For financial institutions, this kind of forecasting can directly translate to revenue. Models can predict how a stock might perform or how much interest the organization can collect on loans. According to Deloitte's David Cutbill, it plays a crucial role for those financial services navigating tumultuous times.
“Agile planning, short-term capital allocation, and predictive forecast models collectively foster a more resilient business that can improve business and finance performance now while setting up future success in an ever-changing environment,” Cutbill writes in a blog post.
A large part of becoming resilient is being able to properly assess and mitigate risk, and a growing number of financial institutions are using predictive analytics for this purpose.
How Predictive Analytics Can Be Used in Risk Management
Forecasting and risk management aren’t new concepts for financial institutions, which have always accounted for risk when approving loans or making other decisions. The difference now is that risk analysis doesn’t have to be done manually, and that can lead to fewer mistakes and biases while freeing up key resources.
“Organizations can start by hotwiring traditional planning and forecasting processes and leveraging more predictive analytics and data technology for data consolidation, planning, budgeting, and scenario assessment,” writes Cutbill. “Better risk mitigation with scenario analysis capabilities can identify the degree of influence of inputs and outputs and lessen the impact of management biases on decisions and execution.”

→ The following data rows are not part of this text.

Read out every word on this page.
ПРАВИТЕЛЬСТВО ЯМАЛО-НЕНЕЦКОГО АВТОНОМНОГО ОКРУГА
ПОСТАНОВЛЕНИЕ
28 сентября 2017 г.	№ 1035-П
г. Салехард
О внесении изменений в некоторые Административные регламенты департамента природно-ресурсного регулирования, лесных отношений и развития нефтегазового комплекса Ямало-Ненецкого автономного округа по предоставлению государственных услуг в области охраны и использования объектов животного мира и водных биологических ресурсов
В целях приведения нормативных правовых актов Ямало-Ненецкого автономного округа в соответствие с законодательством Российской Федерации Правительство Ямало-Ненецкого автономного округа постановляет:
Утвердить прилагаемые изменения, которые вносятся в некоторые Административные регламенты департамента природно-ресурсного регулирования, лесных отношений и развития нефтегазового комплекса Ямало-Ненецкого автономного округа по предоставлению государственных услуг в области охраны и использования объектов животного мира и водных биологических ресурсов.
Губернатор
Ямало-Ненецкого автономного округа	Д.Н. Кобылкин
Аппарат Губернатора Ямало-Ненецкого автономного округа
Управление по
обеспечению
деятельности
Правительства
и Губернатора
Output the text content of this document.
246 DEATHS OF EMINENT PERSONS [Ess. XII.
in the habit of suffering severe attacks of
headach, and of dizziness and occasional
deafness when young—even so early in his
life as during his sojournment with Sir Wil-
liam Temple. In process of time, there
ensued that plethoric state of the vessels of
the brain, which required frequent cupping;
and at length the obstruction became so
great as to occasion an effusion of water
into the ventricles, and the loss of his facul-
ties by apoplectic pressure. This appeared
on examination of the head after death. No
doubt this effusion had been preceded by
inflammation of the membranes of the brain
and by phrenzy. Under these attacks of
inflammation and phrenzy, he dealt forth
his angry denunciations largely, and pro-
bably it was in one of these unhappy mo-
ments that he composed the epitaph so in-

For financial services, risk management is particularly critical. There are compliance standards that must be met, and the sensitive nature of the business means that there is more potential backlash from customers if a mistake is made. Predictive analytics can help inform sound investment decisions, detect fraud and provide accurate projections for revenue.
There are additional benefits to customer operations as well. For example, organizations can use forecasting to assess whether someone is a good candidate for a loan, shortening what can otherwise be a tedious process. Leaving the decision up to a model can also eliminate potential bias that can arise when these procedures are done manually.
What Infrastructure Is Needed to Use Predictive Analytics
Like most data-driven tools, predictive analytics must be built on a strong foundation of data infrastructure. Artificial intelligence and machine learning solutions are key to predictive forecasting, and the organization’s data center must be able to support those tools.
Organizations also need to have multiple inputs available when building these models. This can be difficult if data is siloed throughout the IT environment. Integration and visibility are key to success with predictive analytics, and cloud solutions can often provide both.
This can present a challenge for financial services, because there are additional compliance concerns surrounding data center infrastructure. According to FinTech Futures, 39 percent of IT leaders interviewed said that complying with regulatory standards would prevent them from using predictive modeling or predictive analytics solutions in their organizations.
Financial institutions also face different circumstances in the cloud, but there are many ways organizations can tackle their cloud environment to ensure they reap the benefits of next-generation data solutions while obeying regulators.
Data analytics isn’t just for examining the past — it also can help organizations build toward a better future. For financial institutions batting back risk every day, predictive analytics can unlock a more stable and productive operation.